IV

At Venice, perhaps the occasion for his journey thither, Dürer undertook a more important work than any he had yet attempted. The Feast of the Rose Garlands was painted for the high altar of the church of San Bartolommeo, belonging to the German Merchants' Exchange, and close to their Pondaco.[[73]] In it we find a very considerable influence of Italy in general, and Giovanni Bellini in particular; it is a splendid and pompous parade piece, and probably the portraits of the German merchants which it contained were the part of the work which was most successful, as it was certainly that most congenial to Dürer's genius. The Christ among the Doctors, dated 1506, and now in the Barberini Palace at Rome, might seem to have been painted chiefly to justify Giovanni Bellini's astonishment at the calligraphical painting of hair. It is one of those pictures of which a literary description would please more than the work itself. Though the contrast between the sweet childish face and those of the old worldly scribes is well conceived, it is in reality so violent as to be grotesque, and the play of hands produces the effect of a diagram explanatory of a conjuring trick, or a deaf and dumb alphabet, instead of conveying the inner sense of the scene represented after Rossetti's fashion, who so often succeeded in making hands speak.
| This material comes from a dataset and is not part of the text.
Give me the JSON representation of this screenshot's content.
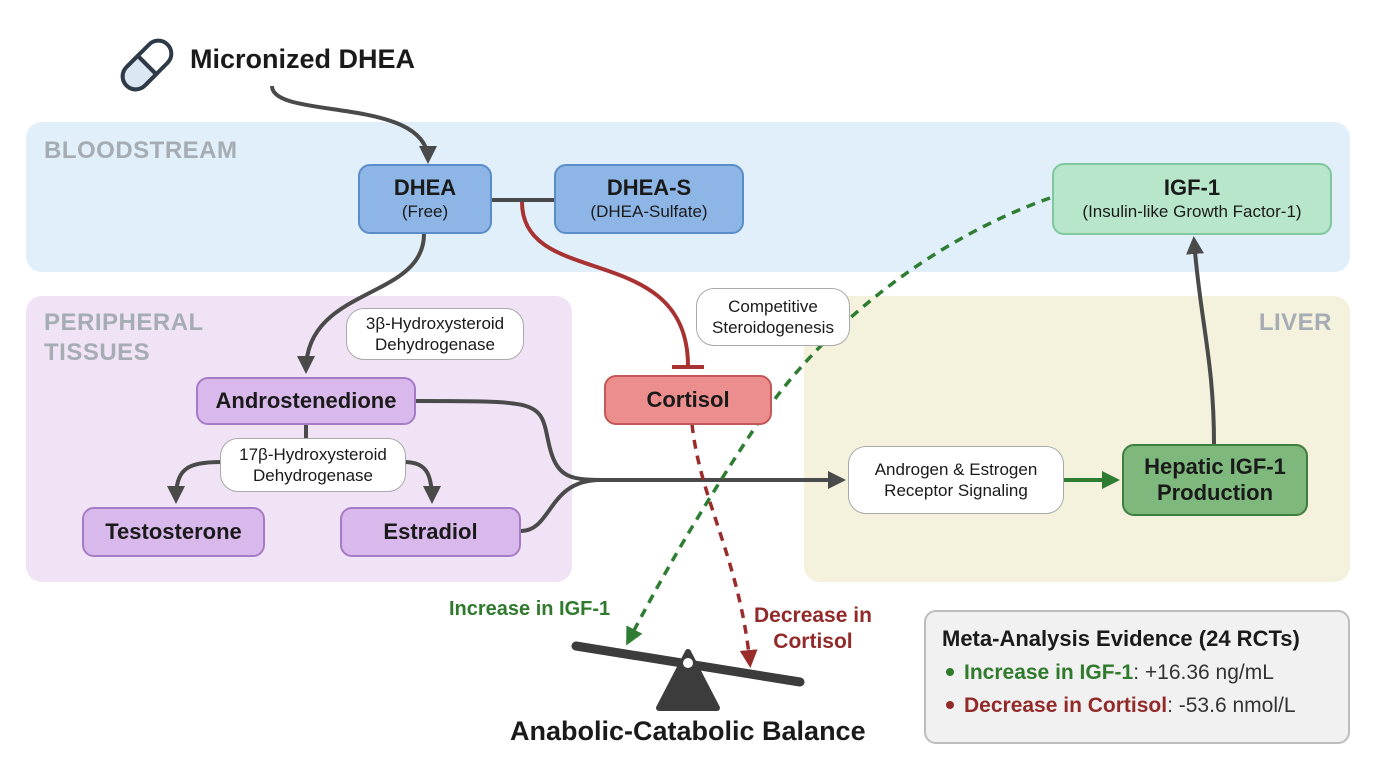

Another work, which dates from Venice, is the little Crucifixion (at Dresden.) Perhaps the landscape and suffering body are just sufficiently touched with acute emotion to make the arabesque of the two floating ends of the loin-cloth appear a little out of place; for in spite of the delicacy and all but tenderness which Dürer has for once attained to in the workmanship, one's satisfaction seems let and hindered.